The Trafalgar Veteran

Junction Road Church was known in its early days as “a great Kirk for Captains and Company Porters” the broad beliefs of the Relief Church held at the time of such bigotry seemingly commending it to this class of enterprising, independent men.

Perhaps also Mt Muir’s manner and presence pleased them, as a story has come down to the present day that an old woman who heard him preach his trial sermon in the “Auld Kettle” said he was a grand Preacher but was awfu like a sea captain. Walter Smith, Captain of the Hamburg Packet, was one of the first members followed by Captains Brown, Mann, Richards, Scott, Thomson, Johnston, Dickson, and Captain Heddie commander of the Skerrymore the first lighthouse steamer.


Captain James Dickson

Typical of these Captains and Master Mariners was James Dickson who was born at Innerleithen in 1785. Although the son of a farmer he had from early boyhood wanted to go to sea. Therefore at the age of thirteen he ran away and joined up. Twice in his life he was press ganged of a merchant ship and forced into the Royal Navy in which he served eleven years and saw a great deal of action including the Battle of Trafalgar in 1805 and the taking of Guadaloupe in 1810. Medals were presented to all those who took part in the Battle of Trafalgar and a few years later in 1848 Queen Victoria presented medals to the survivors.
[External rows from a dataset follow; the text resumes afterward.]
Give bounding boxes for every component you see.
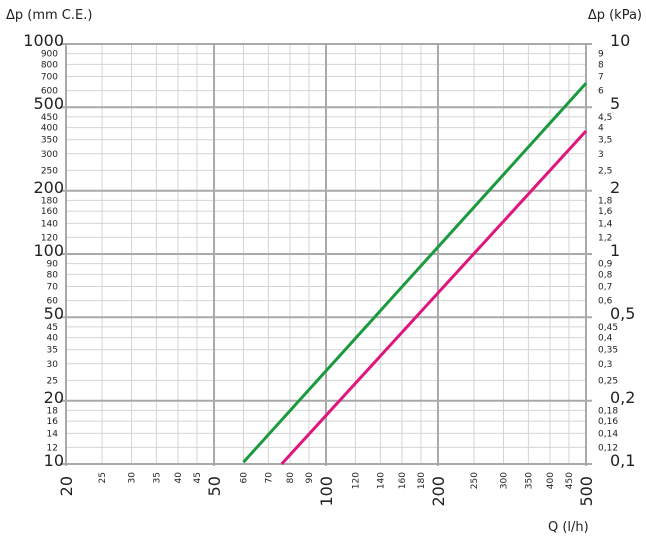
- x-tick-label: 25: [98, 472, 108, 483]
- x-tick-label: 250: [470, 472, 480, 489]
- y-left-tick-label: 16: [47, 417, 59, 427]
- y-left-tick-label: 200: [33, 178, 64, 197]
- y-left-tick-label: 60: [47, 297, 59, 307]
- y-right-tick-label: 7: [598, 73, 604, 83]
- y-right-tick-label: 0,14: [598, 429, 618, 439]
- y-right-tick-label: 0,9: [598, 260, 613, 270]
- y-left-tick-label: 600: [41, 87, 58, 97]
- y-right-tick-label: 1,4: [598, 219, 613, 229]
- x-tick-label: 20: [57, 476, 76, 496]
- y-right-tick-label: 8: [598, 60, 604, 70]
- x-tick-label: 70: [264, 472, 274, 484]
- series-line-1: [242, 82, 588, 464]
- y-left-tick-label: 80: [47, 270, 59, 280]
- y-left-tick-label: 800: [41, 60, 58, 70]
- y-left-tick-label: 180: [41, 196, 58, 206]
- y-left-tick-label: 500: [33, 94, 64, 113]
- y-left-tick-label: 120: [41, 233, 58, 243]
- x-tick-label: 35: [152, 472, 162, 483]
- y-right-tick-label: 0,8: [598, 270, 613, 280]
- y-left-tick-label: 400: [41, 124, 58, 134]
- y-right-tick-label: 2: [610, 178, 620, 197]
- y-right-tick-label: 3: [598, 150, 604, 160]
- y-left-tick-label: 140: [41, 219, 58, 229]
- y-right-tick-label: 0,7: [598, 283, 612, 293]
- y-left-tick-label: 300: [41, 150, 58, 160]
- x-tick-label: 60: [239, 472, 249, 484]
- y-right-tick-label: 0,1: [610, 451, 635, 470]
- y-right-tick-label: 4,5: [598, 113, 612, 123]
- y-left-tick-label: 1000: [23, 31, 64, 50]
- x-tick-label: 80: [286, 472, 296, 484]
- x-tick-label: 350: [524, 472, 534, 489]
- y-right-tick-label: 0,4: [598, 334, 613, 344]
- right-axis-title: Δp (kPa): [587, 8, 642, 23]
- x-tick-label: 180: [417, 472, 427, 489]
- y-left-tick-label: 40: [47, 334, 59, 344]
- series-line-2: [280, 130, 588, 466]
- x-tick-label: 140: [376, 472, 386, 489]
- y-right-tick-label: 0,35: [598, 346, 618, 356]
- y-right-tick-label: 0,5: [610, 304, 635, 323]
- y-right-tick-label: 9: [598, 50, 604, 60]
- x-tick-label: 90: [305, 472, 315, 484]
- left-axis-title: Δp (mm C.E.): [6, 8, 93, 23]
- y-right-tick-label: 3,5: [598, 136, 612, 146]
- y-right-tick-label: 0,6: [598, 297, 613, 307]
- y-left-tick-label: 100: [33, 241, 64, 260]
- y-left-tick-label: 900: [41, 50, 58, 60]
- y-left-tick-label: 160: [41, 207, 58, 217]
- y-left-tick-label: 20: [44, 388, 64, 407]
- x-tick-label: 100: [317, 476, 336, 507]
- y-left-tick-label: 12: [47, 443, 58, 453]
- x-tick-label: 160: [398, 472, 408, 489]
- y-right-tick-label: 10: [610, 31, 630, 50]
- y-right-tick-label: 1,8: [598, 196, 613, 206]
- y-left-tick-label: 35: [47, 346, 58, 356]
- y-right-tick-label: 4: [598, 124, 604, 134]
- y-left-tick-label: 450: [41, 113, 58, 123]
- y-right-tick-label: 6: [598, 87, 604, 97]
- x-axis-title: Q (l/h): [548, 520, 589, 535]
- y-left-tick-label: 350: [41, 136, 58, 146]
- y-right-tick-label: 0,12: [598, 443, 618, 453]
- x-tick-label: 40: [174, 472, 184, 484]
- y-right-tick-label: 0,25: [598, 376, 618, 386]
- x-tick-label: 400: [546, 472, 556, 489]
- y-right-tick-label: 0,18: [598, 406, 618, 416]
- y-right-tick-label: 1,2: [598, 233, 612, 243]
- y-right-tick-label: 0,2: [610, 388, 635, 407]
- y-left-tick-label: 90: [47, 260, 59, 270]
- x-tick-label: 50: [205, 476, 224, 496]
- x-tick-label: 300: [499, 472, 509, 489]
- y-right-tick-label: 0,45: [598, 323, 618, 333]
- y-right-tick-label: 1,6: [598, 207, 613, 217]
- y-left-tick-label: 18: [47, 406, 59, 416]
- y-left-tick-label: 50: [44, 304, 64, 323]
- y-left-tick-label: 700: [41, 73, 58, 83]
- y-right-tick-label: 2,5: [598, 166, 612, 176]
- y-left-tick-label: 70: [47, 283, 59, 293]
- y-left-tick-label: 250: [41, 166, 58, 176]
- y-left-tick-label: 10: [44, 451, 64, 470]
- y-left-tick-label: 30: [47, 360, 59, 370]
- x-tick-label: 450: [565, 472, 575, 489]
- y-right-tick-label: 1: [610, 241, 620, 260]
- x-tick-label: 500: [577, 476, 596, 507]
- x-tick-label: 45: [193, 472, 203, 483]
- y-right-tick-label: 5: [610, 94, 620, 113]
- y-left-tick-label: 14: [47, 429, 59, 439]
- y-right-tick-label: 0,16: [598, 417, 618, 427]
- x-tick-label: 30: [128, 472, 138, 484]
- y-left-tick-label: 25: [47, 376, 58, 386]
- x-tick-label: 120: [351, 472, 361, 489]
- y-right-tick-label: 0,3: [598, 360, 612, 370]
- y-left-tick-label: 45: [47, 323, 58, 333]
- x-tick-label: 200: [429, 476, 448, 507]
On the anniversary of Trafalgar he wore his medals and with five other veterans of the battle who lived in the town met annually on that day to “fight their battles o’er again” One by one they died off and the old captain felt a intense sadness with their passing until he was left the sole survivor.

After the Royal Navy James Dickson served with the London and Edinburgh Shipping Company for over forty-five years. Captain Dickson died in 1866 aged eighty-one.